M. Michel Barnier, Premier ministre. Mesdames, messieurs les sénateurs, monsieur le président Darnaud, j'aime les mots de chemin, de trace... Dans mon pays de Savoie, on sait ce que c'est qu'une trace durable. Et on aime les chemins, même escarpés ! Je ne parle pas du travail du Premier ministre... (Sourires.)
Au cours de mon long parcours - vous voyez mes cheveux blancs -, j'ai été pendant très longtemps président d'un département. J'ai été aussi ministre de l'environnement et de la prévention des risques naturels.
Par conséquent, monsieur le président, je vous dirai d'emblée, sans ambiguïté, que nous ne renoncerons pas à l'objectif de sobriété foncière. Nous devons maîtriser les risques d'une excessive artificialisation des sols. (Marques de satisfaction sur les travées des groupes SER et GEST.) Je n'ai pas oublié les catastrophes auxquelles nous avons dû faire face.
Il y en a eu un certain nombre au cours des dernières années. Je ne parle pas seulement de ce qui s'est passé à Valence, dans un pays voisin et ami. N'ayons pas la mémoire courte, soyons prudents !
C'est l'objectif du travail que nous allons mener, comme je le disais tout à l'heure, avec les maires. Ils sont sur le terrain, en première ligne quand il y a une catastrophe, face à un risque ou pour résoudre des problèmes de cette nature.
J'ai appris aussi, lorsque j'étais ministre ou président de département, que les espaces naturels et les ressources naturelles ne sont ni gratuits ni inépuisables. Nous devons faire attention. Je sais que vous partagez cet état d'esprit aussi, monsieur le président Darnaud, et vous l'avez montré dans votre région. (Marques d'incrédulité sur les travées du groupe GEST.)
En même temps, on constate que la législation, la réglementation, enserre les maires dans un carcan. Or ceux-ci doivent pouvoir exercer leur mission, qui est aussi d'être des maires bâtisseurs, pour reprendre vos mots. On observe qu'on ne sait plus où construire certaines infrastructures ou installer certaines usines, certaines entreprises.

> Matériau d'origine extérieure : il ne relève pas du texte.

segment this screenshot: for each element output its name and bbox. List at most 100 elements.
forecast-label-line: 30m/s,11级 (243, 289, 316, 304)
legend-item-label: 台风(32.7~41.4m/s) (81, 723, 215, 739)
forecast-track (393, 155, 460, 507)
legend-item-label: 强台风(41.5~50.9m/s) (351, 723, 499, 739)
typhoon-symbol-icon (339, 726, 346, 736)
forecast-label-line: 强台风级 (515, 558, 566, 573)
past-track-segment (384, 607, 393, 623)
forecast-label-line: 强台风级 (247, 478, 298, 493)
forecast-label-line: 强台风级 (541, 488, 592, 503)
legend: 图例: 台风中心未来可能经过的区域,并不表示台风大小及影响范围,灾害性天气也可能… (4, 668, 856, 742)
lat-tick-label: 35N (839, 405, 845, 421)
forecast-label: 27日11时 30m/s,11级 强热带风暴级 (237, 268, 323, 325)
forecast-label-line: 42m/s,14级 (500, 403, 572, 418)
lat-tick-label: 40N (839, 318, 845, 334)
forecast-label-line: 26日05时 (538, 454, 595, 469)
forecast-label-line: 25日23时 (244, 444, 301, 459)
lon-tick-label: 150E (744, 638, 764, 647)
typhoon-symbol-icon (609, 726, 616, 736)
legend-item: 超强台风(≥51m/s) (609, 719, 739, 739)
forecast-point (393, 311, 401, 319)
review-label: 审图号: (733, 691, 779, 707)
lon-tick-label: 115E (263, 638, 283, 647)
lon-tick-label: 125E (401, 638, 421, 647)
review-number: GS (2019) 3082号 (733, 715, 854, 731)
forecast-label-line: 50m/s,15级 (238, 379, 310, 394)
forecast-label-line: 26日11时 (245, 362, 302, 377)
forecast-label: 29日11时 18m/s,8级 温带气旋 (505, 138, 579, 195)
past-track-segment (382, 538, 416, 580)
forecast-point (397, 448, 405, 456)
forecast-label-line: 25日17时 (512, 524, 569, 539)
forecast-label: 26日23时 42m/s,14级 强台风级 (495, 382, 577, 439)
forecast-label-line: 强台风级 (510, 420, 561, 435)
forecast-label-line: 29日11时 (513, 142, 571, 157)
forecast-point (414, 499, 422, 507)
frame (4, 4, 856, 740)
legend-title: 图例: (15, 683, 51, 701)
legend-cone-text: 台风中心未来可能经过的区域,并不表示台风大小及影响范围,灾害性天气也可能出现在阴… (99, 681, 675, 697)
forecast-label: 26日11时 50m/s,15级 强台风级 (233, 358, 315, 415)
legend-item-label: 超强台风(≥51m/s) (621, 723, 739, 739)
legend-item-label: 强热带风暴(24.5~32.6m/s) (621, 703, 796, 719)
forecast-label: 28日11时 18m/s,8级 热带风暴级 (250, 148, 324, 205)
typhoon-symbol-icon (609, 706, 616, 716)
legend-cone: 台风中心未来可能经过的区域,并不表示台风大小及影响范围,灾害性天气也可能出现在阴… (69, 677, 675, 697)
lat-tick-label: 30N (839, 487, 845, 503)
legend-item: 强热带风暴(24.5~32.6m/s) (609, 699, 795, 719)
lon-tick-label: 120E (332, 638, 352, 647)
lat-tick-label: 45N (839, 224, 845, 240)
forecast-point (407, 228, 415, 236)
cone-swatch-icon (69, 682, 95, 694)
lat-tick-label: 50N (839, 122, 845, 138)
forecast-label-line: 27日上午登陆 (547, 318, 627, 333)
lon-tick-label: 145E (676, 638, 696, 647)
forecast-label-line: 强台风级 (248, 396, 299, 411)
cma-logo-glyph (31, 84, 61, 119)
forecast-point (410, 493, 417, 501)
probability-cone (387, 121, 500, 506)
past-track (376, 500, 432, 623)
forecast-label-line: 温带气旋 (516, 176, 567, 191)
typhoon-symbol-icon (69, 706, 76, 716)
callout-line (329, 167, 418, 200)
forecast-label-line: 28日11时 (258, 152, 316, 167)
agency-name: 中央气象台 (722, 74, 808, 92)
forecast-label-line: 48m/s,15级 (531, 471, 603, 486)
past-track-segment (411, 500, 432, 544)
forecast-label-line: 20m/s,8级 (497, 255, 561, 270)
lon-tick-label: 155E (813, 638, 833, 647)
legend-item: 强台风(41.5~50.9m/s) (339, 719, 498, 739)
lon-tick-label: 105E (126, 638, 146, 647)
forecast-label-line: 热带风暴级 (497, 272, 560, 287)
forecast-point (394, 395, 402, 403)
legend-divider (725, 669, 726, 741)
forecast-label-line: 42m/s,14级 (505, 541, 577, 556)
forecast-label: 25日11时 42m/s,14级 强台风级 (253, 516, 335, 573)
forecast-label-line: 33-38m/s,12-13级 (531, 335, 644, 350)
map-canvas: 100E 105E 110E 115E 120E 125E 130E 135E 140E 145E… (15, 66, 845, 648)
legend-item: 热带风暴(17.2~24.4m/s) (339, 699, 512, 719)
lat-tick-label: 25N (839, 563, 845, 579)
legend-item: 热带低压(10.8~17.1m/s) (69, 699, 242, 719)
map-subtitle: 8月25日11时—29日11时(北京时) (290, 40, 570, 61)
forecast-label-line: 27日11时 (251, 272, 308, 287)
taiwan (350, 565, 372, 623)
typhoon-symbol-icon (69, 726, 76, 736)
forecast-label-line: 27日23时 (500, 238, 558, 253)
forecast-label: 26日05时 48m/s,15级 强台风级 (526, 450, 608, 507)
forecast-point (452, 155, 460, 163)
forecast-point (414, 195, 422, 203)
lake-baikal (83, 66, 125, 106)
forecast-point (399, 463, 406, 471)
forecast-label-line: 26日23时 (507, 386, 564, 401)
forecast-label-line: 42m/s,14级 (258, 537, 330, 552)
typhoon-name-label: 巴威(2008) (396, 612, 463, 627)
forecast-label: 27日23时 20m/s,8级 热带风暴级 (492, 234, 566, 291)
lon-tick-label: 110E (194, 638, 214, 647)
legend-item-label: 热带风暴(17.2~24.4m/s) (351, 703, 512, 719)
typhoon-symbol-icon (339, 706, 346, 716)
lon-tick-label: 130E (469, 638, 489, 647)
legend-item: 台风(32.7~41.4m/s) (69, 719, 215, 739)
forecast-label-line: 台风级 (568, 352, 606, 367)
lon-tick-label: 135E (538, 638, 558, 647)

Je pense qu'il est possible de trouver un chemin - une trace - pour atteindre en même temps ces deux objectifs, qui ne sont pas incompatibles. Nous allons y travailler avec vous, avec l'Assemblée nationale et avec les élus locaux.

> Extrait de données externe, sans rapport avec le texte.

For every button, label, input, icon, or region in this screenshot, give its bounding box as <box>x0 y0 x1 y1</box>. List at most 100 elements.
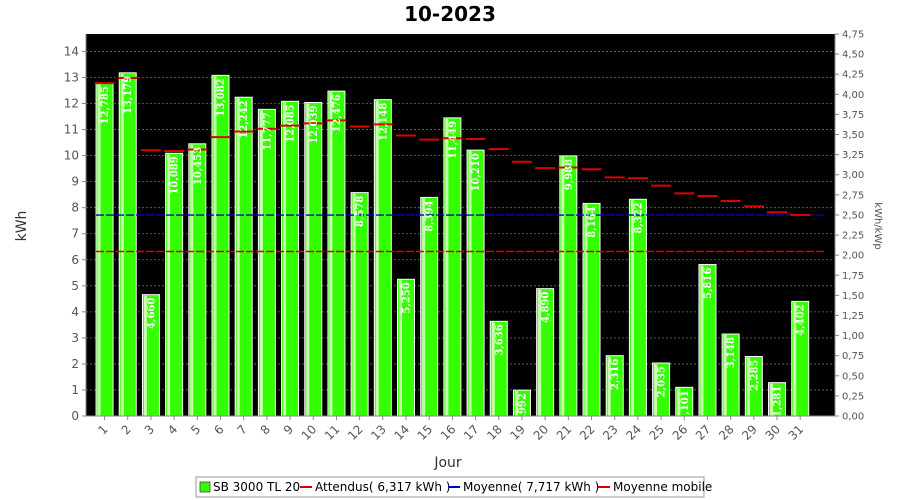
x-tick-label: 24 <box>623 422 644 443</box>
bar-highlight <box>283 102 287 417</box>
bar-highlight <box>491 322 495 416</box>
axes: 012345678910111213140,000,250,500,751,00… <box>64 30 865 443</box>
bar-value-label: 10,089 <box>170 156 181 194</box>
bar-highlight <box>677 388 681 416</box>
bar-highlight <box>468 151 472 416</box>
bar-highlight <box>654 364 658 416</box>
bar-value-label: 12,476 <box>332 94 343 132</box>
x-tick-label: 3 <box>142 422 157 437</box>
x-tick-label: 21 <box>554 422 575 443</box>
bar-value-label: 10,453 <box>193 147 204 185</box>
y-tick-label: 14 <box>64 44 79 58</box>
legend-label-average: Moyenne( 7,717 kWh ) <box>463 480 599 494</box>
y-tick-label: 10 <box>64 149 79 163</box>
bar-value-label: 11,777 <box>262 112 273 150</box>
y-right-tick-label: 2,75 <box>842 190 864 201</box>
bar-value-label: 2,035 <box>657 366 668 397</box>
x-tick-label: 2 <box>119 422 134 437</box>
bar-highlight <box>352 193 356 416</box>
bar-value-label: 3,148 <box>726 337 737 368</box>
y-right-tick-label: 1,25 <box>842 311 864 322</box>
bar-highlight <box>770 383 774 416</box>
x-tick-label: 30 <box>762 422 783 443</box>
y-tick-label: 6 <box>71 253 79 267</box>
bar-value-label: 12,242 <box>239 100 250 138</box>
x-tick-label: 31 <box>786 422 807 443</box>
y-tick-label: 1 <box>71 383 79 397</box>
y-tick-label: 8 <box>71 201 79 215</box>
x-tick-label: 11 <box>322 422 343 443</box>
x-tick-label: 9 <box>281 422 296 437</box>
bar-value-label: 4,890 <box>541 292 552 323</box>
y-tick-label: 12 <box>64 97 79 111</box>
bar-value-label: 11,449 <box>448 121 459 159</box>
bars <box>95 72 810 417</box>
bar-highlight <box>120 73 124 416</box>
x-tick-label: 28 <box>716 422 737 443</box>
x-tick-label: 7 <box>235 422 250 437</box>
bar-value-label: 12,148 <box>378 103 389 141</box>
bar-value-label: 13,179 <box>123 76 134 114</box>
bar-value-label: 4,660 <box>146 298 157 329</box>
bar-highlight <box>167 154 171 416</box>
bar-value-label: 5,250 <box>402 282 413 313</box>
x-tick-label: 26 <box>670 422 691 443</box>
y-right-tick-label: 3,50 <box>842 130 864 141</box>
y-right-tick-label: 2,00 <box>842 251 864 262</box>
bar-highlight <box>630 200 634 416</box>
bar-value-label: 8,394 <box>425 200 436 231</box>
bar-highlight <box>723 335 727 416</box>
bar-value-label: 4,402 <box>796 304 807 335</box>
y-axis-label: kWh <box>14 211 30 242</box>
bar-highlight <box>190 144 194 417</box>
bar-highlight <box>793 302 797 416</box>
value-labels: 12,785 13,179 4,660 10,089 10,453 13,082 12,24… <box>100 76 807 425</box>
y-tick-label: 9 <box>71 175 79 189</box>
bar-highlight <box>746 357 750 416</box>
y-right-tick-label: 4,25 <box>842 70 864 81</box>
y-tick-label: 7 <box>71 227 79 241</box>
legend-label-expected: Attendus( 6,317 kWh ) <box>315 480 450 494</box>
legend-swatch-bars <box>199 481 211 493</box>
bar-value-label: 9,988 <box>564 159 575 190</box>
x-tick-label: 6 <box>211 422 226 437</box>
bar-highlight <box>259 110 263 416</box>
y-right-tick-label: 4,50 <box>842 50 864 61</box>
y-right-tick-label: 4,00 <box>842 90 864 101</box>
x-tick-label: 17 <box>461 422 482 443</box>
y-tick-label: 4 <box>71 305 79 319</box>
x-tick-label: 8 <box>258 422 273 437</box>
x-tick-label: 12 <box>345 422 366 443</box>
x-tick-label: 10 <box>299 422 320 443</box>
reference-lines <box>94 76 825 253</box>
bar-highlight <box>607 356 611 416</box>
x-tick-label: 27 <box>693 422 714 443</box>
bar-highlight <box>584 204 588 416</box>
bar-highlight <box>213 76 217 417</box>
y-right-tick-label: 0,00 <box>842 412 864 423</box>
bar-highlight <box>445 118 449 416</box>
bar-value-label: 8,578 <box>355 196 366 227</box>
bar-highlight <box>700 265 704 416</box>
x-tick-label: 15 <box>415 422 436 443</box>
bar-highlight <box>514 391 518 416</box>
y-right-tick-label: 2,50 <box>842 210 864 221</box>
x-tick-label: 18 <box>484 422 505 443</box>
bar-highlight <box>561 156 565 416</box>
x-tick-label: 1 <box>95 422 110 437</box>
x-tick-label: 20 <box>531 422 552 443</box>
bar-value-label: 0,992 <box>517 393 528 424</box>
x-tick-label: 13 <box>368 422 389 443</box>
y-right-tick-label: 0,75 <box>842 351 864 362</box>
y-right-tick-label: 2,25 <box>842 231 864 242</box>
bar-highlight <box>236 98 240 416</box>
bar-value-label: 12,785 <box>100 86 111 124</box>
bar-highlight <box>306 103 310 417</box>
y-right-tick-label: 3,00 <box>842 170 864 181</box>
x-tick-label: 23 <box>600 422 621 443</box>
bar-value-label: 2,285 <box>749 359 760 390</box>
bar-highlight <box>538 289 542 416</box>
x-tick-label: 29 <box>739 422 760 443</box>
bar-value-label: 5,816 <box>703 268 714 299</box>
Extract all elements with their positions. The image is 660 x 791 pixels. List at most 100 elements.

Je remercie sincèrement à mon tour les sénateurs Jean-Baptiste Blanc et Guislain Cambier de leur proposition de loi, que nous allons soutenir. (Applaudissements sur les travées des groupes Les Républicains, UC et INDEP.) Son examen sera l'occasion d'introduire des ajustements, des assouplissements, toujours avec pragmatisme, dans l'application du ZAN.
Dans ce travail, il faudra aussi nous assurer, monsieur le président Darnaud, que l'objectif puisse toujours être atteint, comme je vous l'ai dit, mais nous devons aussi construire le ZAN en partant davantage de la réalité des besoins et du dialogue avec chaque territoire. (Marques d'ironie sur les travées du groupe GEST.)

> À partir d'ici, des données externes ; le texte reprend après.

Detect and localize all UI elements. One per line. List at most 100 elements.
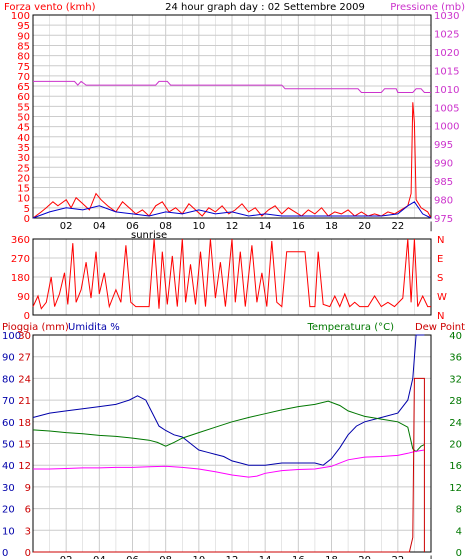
pressure-tick-label: 985 <box>434 177 453 188</box>
wind-tick-label: 95 <box>17 21 30 32</box>
temperature-tick-label: 36 <box>449 353 462 364</box>
direction-tick-label: 180 <box>11 273 30 284</box>
compass-tick-label: W <box>437 292 447 303</box>
humidity-axis-title: Umidita % <box>68 322 120 333</box>
wind-tick-label: 45 <box>17 123 30 134</box>
humidity-tick-label: 10 <box>2 526 15 537</box>
rain-tick-label: 6 <box>25 505 31 516</box>
pressure-tick-label: 1030 <box>434 11 459 22</box>
climate-line-1 <box>32 400 425 453</box>
pressure-axis-title: Pressione (mb) <box>390 2 465 13</box>
humidity-tick-label: 40 <box>2 461 15 472</box>
tick-layer: 0510152025303540455055606570758085909510… <box>2 11 462 559</box>
series-line-2 <box>32 201 432 219</box>
wind-tick-label: 50 <box>17 113 30 124</box>
temperature-tick-label: 20 <box>449 440 462 451</box>
temperature-tick-label: 8 <box>456 505 462 516</box>
rain-tick-label: 27 <box>18 353 31 364</box>
humidity-tick-label: 100 <box>2 331 21 342</box>
wind-tick-label: 0 <box>24 214 30 225</box>
series-line-1 <box>32 102 432 219</box>
chart-title: 24 hour graph day : 02 Settembre 2009 <box>165 2 365 13</box>
temperature-tick-label: 28 <box>449 396 462 407</box>
x-tick-label-top: | <box>429 221 432 232</box>
wind-tick-label: 70 <box>17 72 30 83</box>
humidity-tick-label: 50 <box>2 440 15 451</box>
temperature-tick-label: 0 <box>456 548 462 559</box>
wind-tick-label: 55 <box>17 102 30 113</box>
pressure-tick-label: 975 <box>434 214 453 225</box>
wind-tick-label: 10 <box>17 194 30 205</box>
humidity-tick-label: 30 <box>2 483 15 494</box>
x-tick-label-bottom: 02 <box>60 555 73 559</box>
wind-panel-frame <box>32 14 432 219</box>
x-tick-label-bottom: 04 <box>93 555 106 559</box>
humidity-tick-label: 90 <box>2 353 15 364</box>
wind-tick-label: 30 <box>17 153 30 164</box>
x-tick-label-top: 20 <box>358 221 371 232</box>
wind-tick-label: 90 <box>17 31 30 42</box>
compass-tick-label: S <box>437 273 443 284</box>
humidity-tick-label: 70 <box>2 396 15 407</box>
temperature-tick-label: 24 <box>449 418 462 429</box>
x-tick-label-top: 10 <box>192 221 205 232</box>
wind-tick-label: 85 <box>17 41 30 52</box>
humidity-tick-label: 60 <box>2 418 15 429</box>
rain-tick-label: 15 <box>18 440 31 451</box>
rain-tick-label: 12 <box>18 461 31 472</box>
direction-tick-label: 0 <box>24 311 30 322</box>
compass-tick-label: N <box>437 311 444 322</box>
pressure-tick-label: 1020 <box>434 48 459 59</box>
direction-tick-label: 360 <box>11 235 30 246</box>
wind-tick-label: 65 <box>17 82 30 93</box>
temperature-tick-label: 16 <box>449 461 462 472</box>
x-tick-label-top: 02 <box>60 221 73 232</box>
x-tick-label-top: 04 <box>93 221 106 232</box>
x-tick-label-bottom: 14 <box>259 555 272 559</box>
climate-line-3 <box>33 377 425 553</box>
rain-tick-label: 30 <box>18 331 31 342</box>
wind-tick-label: 75 <box>17 62 30 73</box>
pressure-tick-label: 1000 <box>434 122 459 133</box>
series-layer <box>32 80 432 553</box>
rain-tick-label: 0 <box>25 548 31 559</box>
x-tick-label-bottom: 18 <box>325 555 338 559</box>
wind-tick-label: 60 <box>17 92 30 103</box>
climate-line-0 <box>32 334 425 466</box>
x-tick-label-top: 12 <box>226 221 239 232</box>
x-tick-label-bottom: 20 <box>358 555 371 559</box>
temperature-tick-label: 4 <box>456 526 462 537</box>
wind-tick-label: 20 <box>17 173 30 184</box>
compass-tick-label: E <box>437 254 443 265</box>
temperature-axis-title: Temperatura (°C) <box>306 322 394 333</box>
rain-tick-label: 18 <box>18 418 31 429</box>
pressure-tick-label: 980 <box>434 196 453 207</box>
rain-tick-label: 9 <box>25 483 31 494</box>
dewpoint-axis-title: Dew Point <box>415 322 465 333</box>
direction-tick-label: 90 <box>17 292 30 303</box>
direction-tick-label: 270 <box>11 254 30 265</box>
x-tick-label-top: 06 <box>126 221 139 232</box>
pressure-tick-label: 1025 <box>434 29 459 40</box>
x-tick-label-top: 08 <box>159 221 172 232</box>
humidity-tick-label: 0 <box>2 548 8 559</box>
x-tick-label-bottom: 12 <box>226 555 239 559</box>
x-tick-label-bottom: 08 <box>159 555 172 559</box>
climate-line-2 <box>33 449 425 478</box>
compass-tick-label: N <box>437 235 444 246</box>
pressure-tick-label: 1005 <box>434 103 459 114</box>
pressure-tick-label: 990 <box>434 159 453 170</box>
x-tick-label-top: 16 <box>292 221 305 232</box>
wind-tick-label: 35 <box>17 143 30 154</box>
humidity-tick-label: 20 <box>2 505 15 516</box>
x-tick-label-top: 18 <box>325 221 338 232</box>
wind-tick-label: 40 <box>17 133 30 144</box>
wind-tick-label: 100 <box>11 11 30 22</box>
rain-axis-title: Pioggia (mm) <box>2 322 69 333</box>
pressure-tick-label: 1010 <box>434 85 459 96</box>
x-tick-label-bottom: 22 <box>391 555 404 559</box>
pressure-tick-label: 1015 <box>434 66 459 77</box>
series-line-0 <box>33 80 431 93</box>
temperature-tick-label: 40 <box>449 331 462 342</box>
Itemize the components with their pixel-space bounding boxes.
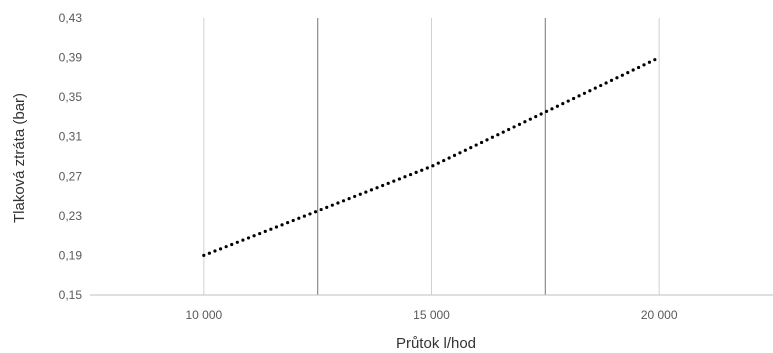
y-tick-labels: 0,15 0,19 0,23 0,27 0,31 0,35 0,39 0,43	[59, 11, 83, 302]
x-tick-label: 20 000	[641, 308, 678, 322]
plot-area	[202, 56, 661, 257]
x-tick-label: 10 000	[185, 308, 222, 322]
y-axis-title: Tlaková ztráta (bar)	[11, 93, 28, 223]
y-tick-label: 0,15	[59, 288, 83, 302]
x-axis-title: Průtok l/hod	[396, 335, 476, 352]
series-line	[202, 56, 661, 257]
x-tick-labels: 10 000 15 000 20 000	[185, 308, 677, 322]
y-tick-label: 0,35	[59, 90, 83, 104]
y-tick-label: 0,27	[59, 169, 83, 183]
y-tick-label: 0,31	[59, 130, 83, 144]
x-tick-label: 15 000	[413, 308, 450, 322]
y-tick-label: 0,43	[59, 11, 83, 25]
y-tick-label: 0,23	[59, 209, 83, 223]
y-tick-label: 0,39	[59, 51, 83, 65]
grid-lines	[203, 18, 660, 295]
y-tick-label: 0,19	[59, 248, 83, 262]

En attendant, nous allons prendre, sous l'impulsion de Catherine Vautrin, plusieurs dispositions pour apporter de la souplesse, avant même le vote de ce texte, là où c'est possible et nécessaire. Nous inviterons les préfets à se saisir de la circulaire dite des 20 %, afin de donner des marges supplémentaires aux collectivités territoriales qui en ont besoin immédiatement. (M. Guillaume Gontard s'exclame.)
De plus, nous allons modifier les décrets pour que les jardins pavillonnaires ne soient plus considérés comme des surfaces artificialisées. (Applaudissements sur les travées du groupe Les Républicains.)
Nous prendrons aussi en compte les nouveaux projets au titre des projets d'envergure nationale et européenne. Je veillerai à ce que les préfets soient informés de notre volonté de changer bientôt la loi pour que les décisions futures soient prises en bonne intelligence avec les maires et en préfigurant, en quelque sorte, ce qui sera dans la loi.
M. Michel Barnier, Premier ministre. Je me réserve aussi, monsieur le président Darnaud, la possibilité de prendre toutes les mesures réglementaires nécessaires pour atteindre de manière intelligente, ambitieuse et souple cet objectif de protection de l'environnement.
Enfin, comme vous l'avez suggéré, nous pourrions peut-être changer le nom du dispositif : ce serait la trace du Sénat ! Ce changement serait le symbole d'un nouvel état d'esprit, d'une nouvelle confiance partagée en faveur de ce double objectif : construire, aménager, mais aussi faire attention à l'environnement. (Applaudissements sur les travées des groupes Les Républicains, UC et INDEP.)